Dai derby dello Stretto in Serie A al labirinto del marchio: Messina cerca la sua identità
Un tempo accendevano il Sud con sfide da brividi contro la Reggina. Oggi il Messina lotta per sopravvivere tra debiti, marchi contesi e nuove società

Erano i tempi delle sfide epiche tra Reggina e Messina, due città separate dallo Stretto ma unite da una rivalità feroce che in Serie A si consumava sotto i riflettori di tutta Italia. Oggi, mentre la Reggina prova a ricostruirsi, il Messina è al centro di un complicato percorso societario, tra il rischio che il titolo sportivo svanisca e nuove manovre per preservarne nome e tradizione. Un caso emblematico delle difficoltà enormi che oggi vive chi vuole fare calcio al Sud.
Reggina‑Messina era un confronto viscerale, una sfida tra due comunità fiere e appassionate. Ogni derby illuminava voci, pelle e orgoglio di un intero Sud. Oggi quei momenti sono ricordi dolorosi, perché mentre la Reggina cerca una nuova partenza, il Messina rischia di non assicurarsi nemmeno un posto in Serie D, riflesso di una fragilità strutturale che attanaglia molte piazze meridionali.
Il nodo della vicenda oggi non è solo societario, ma profondamente simbolico. AAD Invest Group detiene circa l’80 % delle quote dell’Acr e può vantare lo storico “scudetto” dell’era Sciotto. Tuttavia non possiede il marchio integrale “Associazioni Calcio Riunite Messina”.
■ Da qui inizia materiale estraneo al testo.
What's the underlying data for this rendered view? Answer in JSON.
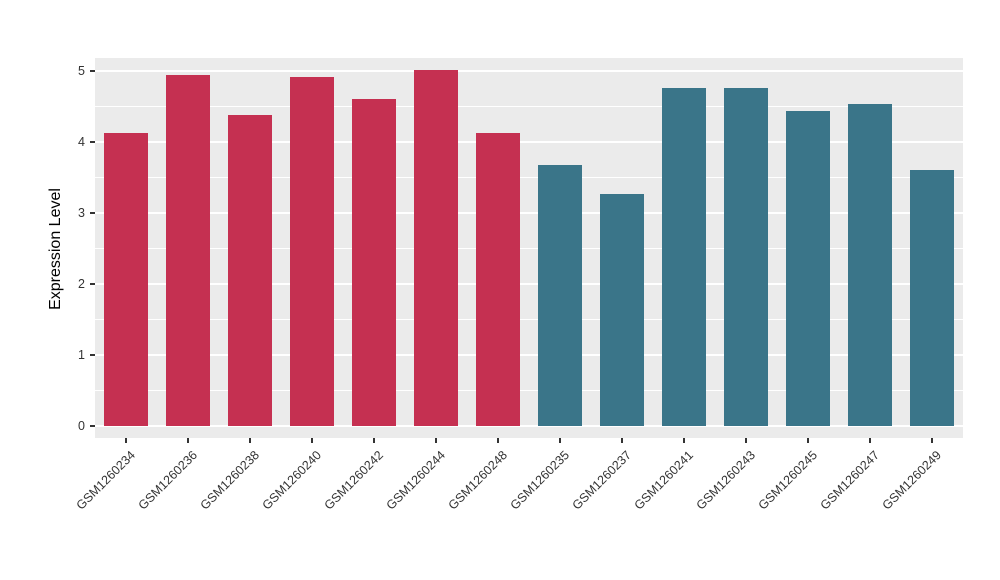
{
  "chart_data": {
    "type": "bar",
    "title": "",
    "xlabel": "",
    "ylabel": "Expression Level",
    "ylim": [
      0,
      5.2
    ],
    "yticks": [
      0,
      1,
      2,
      3,
      4,
      5
    ],
    "grid": "on",
    "legend": "none",
    "panel_bg": "#EBEBEB",
    "grid_color": "#FFFFFF",
    "palette": {
      "group1": "#C53051",
      "group2": "#3A7589"
    },
    "categories": [
      "GSM1260234",
      "GSM1260236",
      "GSM1260238",
      "GSM1260240",
      "GSM1260242",
      "GSM1260244",
      "GSM1260248",
      "GSM1260235",
      "GSM1260237",
      "GSM1260241",
      "GSM1260243",
      "GSM1260245",
      "GSM1260247",
      "GSM1260249"
    ],
    "values": [
      4.13,
      4.95,
      4.38,
      4.91,
      4.6,
      5.02,
      4.13,
      3.68,
      3.27,
      4.76,
      4.76,
      4.43,
      4.53,
      3.6
    ],
    "groups": [
      "group1",
      "group1",
      "group1",
      "group1",
      "group1",
      "group1",
      "group1",
      "group2",
      "group2",
      "group2",
      "group2",
      "group2",
      "group2",
      "group2"
    ]
  }
}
In questi giorni, la neocostituita Società Cooperativa Calcio Messina ha registrato ufficialmente presso l’Ufficio Brevetti il marchio, denominativo e figurativo, «Associazioni Calcio Riunite Messina». L’obiettivo dichiarato: proteggere la storia, l’identità e la passione autentica della città, e offrire un brand credibile a chi intende rilanciare il Messina con serietà, trasparenza e sostenibilità. Una mossa che sposta in avanti la posta in gioco: ora il brand, nome e logo, è nelle mani della Cooperativa e non dell’attuale proprietà, pronta ad accoglierlo chi presenterà un progetto serio.
Da parte sua, l’Acr Messina è stretta dalla crisi finanziaria: penalizzazione di 14 punti e scadenze federali (iscrizione entro il 10 luglio). Al momento mancano investitori credibili, e resta l’incognita che il titolo sportivo possa svanire, se non arriveranno soluzioni rapide e credibili.
Mentre l’Acr arranca, prende slancio il progetto del Città di Sant’Agata: retrocesso in Eccellenza, il club ha avviato nelle scorse settimane le pratiche notarili per trasferire a Messina il proprio titolo sportivo con nomi ipotizzati come “Messina 1947” o “AC Messina” con la speranza di poter ripartire in qualche modo dalla Serie D.
Il presidente Maximiliano Sosa ha guidato questo percorso grazie all’intesa con il notaio Magno, mentre il sindaco di Sant’Agata esprime preoccupazione per come l’operazione si sia concretizzata e per il futuro della propria comunità. La Cooperativa metterebbe a disposizione il marchio per il progetto. Ma restano molte incognite: ci sarà accoglienza tra i tifosi? Si riuscirà a ottenere un ripescaggio in D? Si riusciranno a evitare divisioni tra due squadre?
Il caso Messina è la fotografia di quanto sia oggi difficile avviare un progetto calcistico sostenibile al Sud: burocrazia, fidejussioni, debiti incalcolabili, strutture fragili e investitori spesso assenti. Tuttavia, la nascita della Cooperativa e il trasferimento del titolo del Sant’Agata dimostrano che c’è chi ancora vuole crederci, provando a gettare solide basi per un futuro duraturo.
Messina vive un bivio storico: da una parte la società storica ACR, appesantita dai debiti e indietro nei tempi per l’iscrizione; dall’altra, un progetto alternativo, nuovo ma portatore di energia e di un marchio protetto. Tra loghi, penalizzazioni, trasferimenti e speranze, resta una domanda: quale progetto avrà la capacità, le risorse e il sostegno della città per far rivivere davvero il calcio sui palcoscenici che contano? Un rebus tutto peloritano.